Start up hell.....

Discussion in 'Windows Desktop Systems' started by Tetherton, May 14, 2002.

  1. Tetherton

    Tetherton Guest

    Hi all....I just recently replaced my old Motherboard (a Trigem SantaFe) with a FIC AZ11EA board. I have OEM Windows XP on my hard drive (a 40gb Samsung) and no boot/recovery disc. My system is as follows:
    FIC AZ11EA (new)
    AMD Athlon 1.4 (old)
    3- 256mb of ram (one new,two old)
    40 gb Samsung HDD (old)
    VisionTek GeForce 4 Ti4600 (new)
    Creative Labs Audigy Gamer (old)
    Lucent WinModem (old)
    LiteOn DVD (old)
    HP CD/RW (old)

    The NEW/OLD refers to if it came out of my old system or not...My old Mother board didn't have a AGP slot and I was using the integrated Savage Pro3 GPU.
    I have uninstalled/Disabled evrything I could. When I turn on the new system it freezes upon startup.If I try to start it in Safe Mode it scrolls down to the following line and freezes......

    multi(0)disk(0)rdisk(0)partition(2)\WINDOWS\System32\DRIVERS\amdagp.sys

    I'm not sure if it is an error or driver problem. I'm thinking it is an old driver from the Savage card. I found it and deleted it but it just froze on the previous line.

    multi(0)disk(0)rdisk(0)partition(2)\WINDOWS\System32\DRIVERS\agp440.sys

    Any help would be appreciated....As I'm at a total loss
     
  2. Lonman

    Lonman Bleh!

    Messages:
    2,642
    A new motherboard is THE largest upgrade you could do. The best solution when putting together a new system or replacing the m/b is to do a clean installation. In affect, it's like you took the hard drive from one machine and put it in an entirely different one.

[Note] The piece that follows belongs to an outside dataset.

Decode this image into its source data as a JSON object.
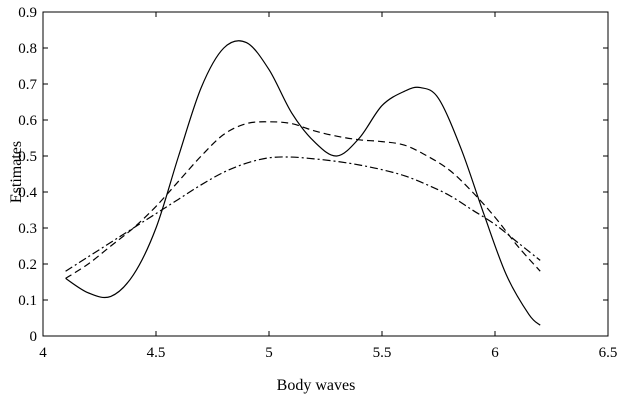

    You need to do at least a repair installation. Because your installation files are on your harddrive I'd suggest putting your old system back together and burning a cd that you can use.
     
  3. Lonman

    Lonman Bleh!

    Messages:
    2,642
    Ok guyz and dollz (yes you, Jewellzz ;) ), I need some help helping my buddy here. I've been helping him through remote assistance the last couple of days and found out some interesting stuff. He has an HP Pavilion XT983 system that he wants to replace the motherboard and video adapter in, cool! Problem, HP doesn't ship any kind of hardcopy software with the system... they've created a hidden, restore partition on the hard drive... that's IT. The part that's really got me buggered is I can't get into it to see if there's anything viable in it for later use. I've determined that the best course of action is to set the hard drive up using the manufacturers utility (Samsung SV40002H is the drive) and starting completely from scratch.

    My question... does anyone know how to access this partition? It's nearly 5gig FAT, yes FAT, how they created a fat partition that large is beyond me :confused:. Partition magic shows it as being at the front of the drive... no drive letter (and I can't assign one). Any and all ideas welcome.

    FYI. He had to get another copy of XP so I told him to go with pro. I ran setup while his current installation was running and it came back with a error message that there were no valid partitions on the drive :confused: We are close to wiping that baby clean and starting from scratch so if you have an idea, I need it no later than tomorrow... after that all this is moot.
     
  4. dijital

    dijital Guest

    no clue man, i'd go with the full makeover.
     
  5. lmi91

    lmi91 Guest

    you try fdisk to see it you wont be able to do much with that partition after a new mb, it wont start the win install cause the bios wont be hp or something like that, id recommend he get a copy of what hes using (xp, me) and reformat the drive completely fdisk it reformat, and then make what partitions you want and install windows from another cd.
     
  6. Device

    Device Guest

    A friend of mine had that very same problem. It's on most (if nnot all?) HP machines.

    I think there must be another way, but he too did a complete fdisk + forrmat.

    HP, Dell, Compaq and other prefab machines are pure horror for anyone who likes to be in control of their system instead of the system being in control of the OS and software.